Passion does not reason; but if Brown reasoned and desired to give a public motive to his personal rancors, he probably said to himself that “the slave drivers had tried to put down freedom in Kansas by force of arms, and he would try to put down slavery in Virginia by the same means.” Thus the bloody instructions which they taught return to plague the inventors. They gave, for the first time in the history of the United States, an example of the resort to arms to carry out political schemes, and, dreadful as the retaliation is which Brown has initiated, must take their share of the responsibility. They must remember that they accustomed men, in their Kansas forays, to the idea of using arms against political opponents, that by their crimes and outrages they drove hundreds to madness, and that the feelings of bitterness and revenge thus generated have since rankled in the heart. Brown has made himself an organ of these in a fearfully significant way.
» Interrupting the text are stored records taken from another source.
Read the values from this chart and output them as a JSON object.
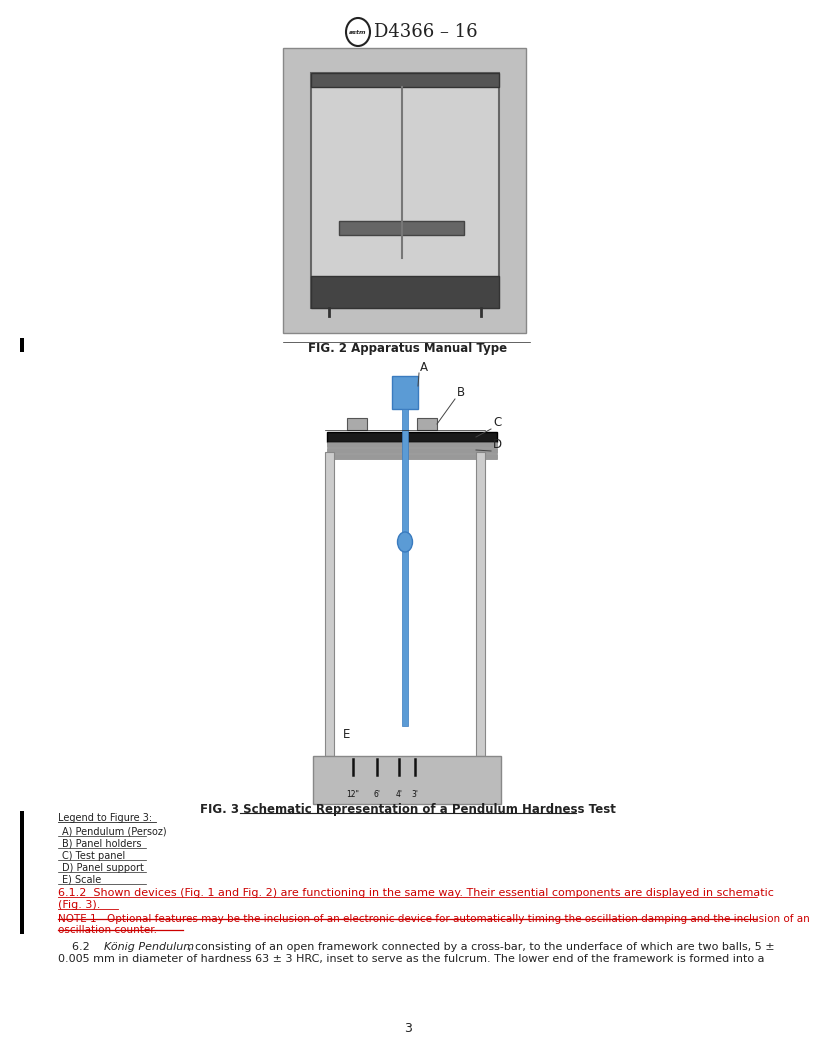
{
  "page_width": 8.16,
  "page_height": 10.56,
  "bg_color": "#ffffff",
  "header_title": "D4366 – 16",
  "fig2_caption": "FIG. 2 Apparatus Manual Type",
  "fig3_caption": "FIG. 3 Schematic Representation of a Pendulum Hardness Test",
  "legend_title": "Legend to Figure 3:",
  "legend_items": [
    "A) Pendulum (Persoz)",
    "B) Panel holders",
    "C) Test panel",
    "D) Panel support",
    "E) Scale"
  ],
  "text_612_main": "6.1.2  Shown devices (Fig. 1 and Fig. 2) are functioning in the same way. Their essential components are displayed in schematic",
  "text_612_cont": "(Fig. 3).",
  "text_note1_line1": "NOTE 1—Optional features may be the inclusion of an electronic device for automatically timing the oscillation damping and the inclusion of an",
  "text_note1_line2": "oscillation counter.",
  "text_62_prefix": "    6.2  ",
  "text_62_italic": "König Pendulum",
  "text_62_rest": ", consisting of an open framework connected by a cross-bar, to the underface of which are two balls, 5 ±",
  "text_62_line2": "0.005 mm in diameter of hardness 63 ± 3 HRC, inset to serve as the fulcrum. The lower end of the framework is formed into a",
  "scale_labels": [
    "12\"",
    "6'",
    "4'",
    "3'"
  ],
  "page_num": "3",
  "left_bar_color": "#000000",
  "red_color": "#cc0000",
  "blue_pendulum": "#5b9bd5",
  "blue_pendulum_dark": "#3a7bbf",
  "photo_bg": "#c0c0c0",
  "cab_light": "#d4d4d4",
  "cab_dark": "#444444",
  "frame_light": "#cccccc",
  "frame_mid": "#999999",
  "base_color": "#bbbbbb",
  "holder_color": "#aaaaaa",
  "panel_color": "#1a1a1a",
  "stripe_color": "#999999"
}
No one can think of the possible results of an outbreak of this kind, should it become general, without shuddering, without calling up to his imagination the most terrible scenes of incendiarism, carnage and rape. In nearly all the Southern States the negroes greatly preponderate in number, many of them, it is true, are too ignorant and stupid to take any effective part in an insurrection; others, too, are profoundly attached to their masters or their families; but these excepted, there are yet thousands able and willing to strike for their emancipation. It has been impossible to keep them in entire ignorance of the blessings of freedom, and of the possibility of attaining it by force of arms; the fugitive slaves of the North have found means of communicating with their old comrades; the abolitionists have spoken to them by pictures, if not by language; democratic orators have told them falsely that the entire North was engaged in a crusade against the South for the sake of the slaves; and as servants in the cities they have heard the talk of the parlor and the barrooms, and in innumerable other ways have been made to think and to desire. When the hour comes, therefore, they will not be found either so incapable or so docile as the slaveholders seem to suppose.
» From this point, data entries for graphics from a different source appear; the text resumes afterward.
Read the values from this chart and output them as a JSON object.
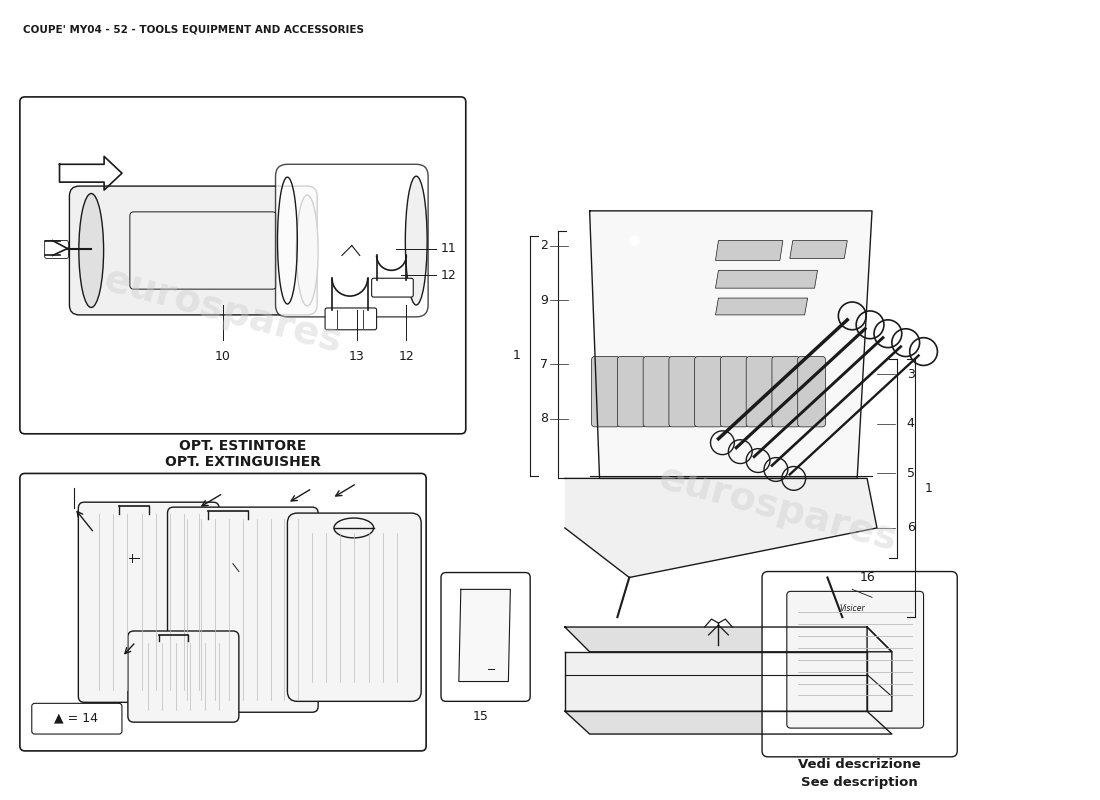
{
  "title": "COUPE' MY04 - 52 - TOOLS EQUIPMENT AND ACCESSORIES",
  "bg_color": "#ffffff",
  "watermark_text": "eurospares",
  "watermark_color": "#cccccc",
  "extinguisher_label1": "OPT. ESTINTORE",
  "extinguisher_label2": "OPT. EXTINGUISHER",
  "luggage_label": "▲ = 14",
  "see_description": "Vedi descrizione\nSee description",
  "line_color": "#1a1a1a",
  "light_gray": "#f0f0f0",
  "mid_gray": "#e0e0e0",
  "dark_gray": "#cccccc"
}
But what a condition of society is that in which one half the population constantly menaces the other half with civil war and murder—in which the leading classes go to sleep every night, carelessly, it may be, over the crater of a volcano, and in which the dangers do not lessen, as in other societies, with time, but grow with its growth, until an explosion becomes as inevitable as the eruptions of Etna or Vesuvius! What a condition of society, to be extended over the virgin territories of the West—the seat of our future empire—and for which politicians should clamor and sear their conscience and desperadoes should fight!
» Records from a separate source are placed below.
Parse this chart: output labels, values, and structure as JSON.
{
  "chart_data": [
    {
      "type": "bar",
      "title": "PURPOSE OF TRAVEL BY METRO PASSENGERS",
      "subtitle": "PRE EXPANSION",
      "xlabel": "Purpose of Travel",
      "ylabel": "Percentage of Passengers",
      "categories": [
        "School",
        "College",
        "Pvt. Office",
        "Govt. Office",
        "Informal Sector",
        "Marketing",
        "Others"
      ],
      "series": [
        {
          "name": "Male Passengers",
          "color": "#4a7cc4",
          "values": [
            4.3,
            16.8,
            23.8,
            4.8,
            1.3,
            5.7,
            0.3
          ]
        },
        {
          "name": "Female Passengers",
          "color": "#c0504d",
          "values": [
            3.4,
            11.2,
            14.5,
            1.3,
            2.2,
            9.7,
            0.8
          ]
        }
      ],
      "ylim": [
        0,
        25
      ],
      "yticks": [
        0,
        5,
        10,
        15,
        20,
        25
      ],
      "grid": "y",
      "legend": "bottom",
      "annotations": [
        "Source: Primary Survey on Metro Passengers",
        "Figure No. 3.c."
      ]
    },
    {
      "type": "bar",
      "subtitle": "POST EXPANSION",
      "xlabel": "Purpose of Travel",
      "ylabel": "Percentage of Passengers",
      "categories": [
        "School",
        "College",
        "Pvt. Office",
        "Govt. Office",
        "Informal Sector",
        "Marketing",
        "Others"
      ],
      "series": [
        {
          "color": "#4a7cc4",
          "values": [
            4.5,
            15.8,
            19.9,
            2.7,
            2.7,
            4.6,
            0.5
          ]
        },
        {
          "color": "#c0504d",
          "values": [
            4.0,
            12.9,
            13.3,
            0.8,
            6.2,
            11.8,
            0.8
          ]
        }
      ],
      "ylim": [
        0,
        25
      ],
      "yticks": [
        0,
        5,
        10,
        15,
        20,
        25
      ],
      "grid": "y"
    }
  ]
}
How insane the policy which would recruit and extend this form of social existence, even while it is becoming unmanageable as it is. Open the gates to the slave trade, cry the Southerners, who are as great fanatics as Brown; tap the copious resources of Africa, let new millions of blacks be added to the enormous number that now cultivate our fields, let the alarming disproportion between them and the whites be increased; it is a blessed institution; and we cannot have too much of it! But while they speak the tocsin sounds, the blacks are in arms, their houses are in flames, their wives and children driven into exile or killed, and a furious servile war stretches its horrors over years. That is the blessed institution you ask us to foster, and spread, and worship, and for the sake of which you even spout your impotent threats against the grand edifice of the Union.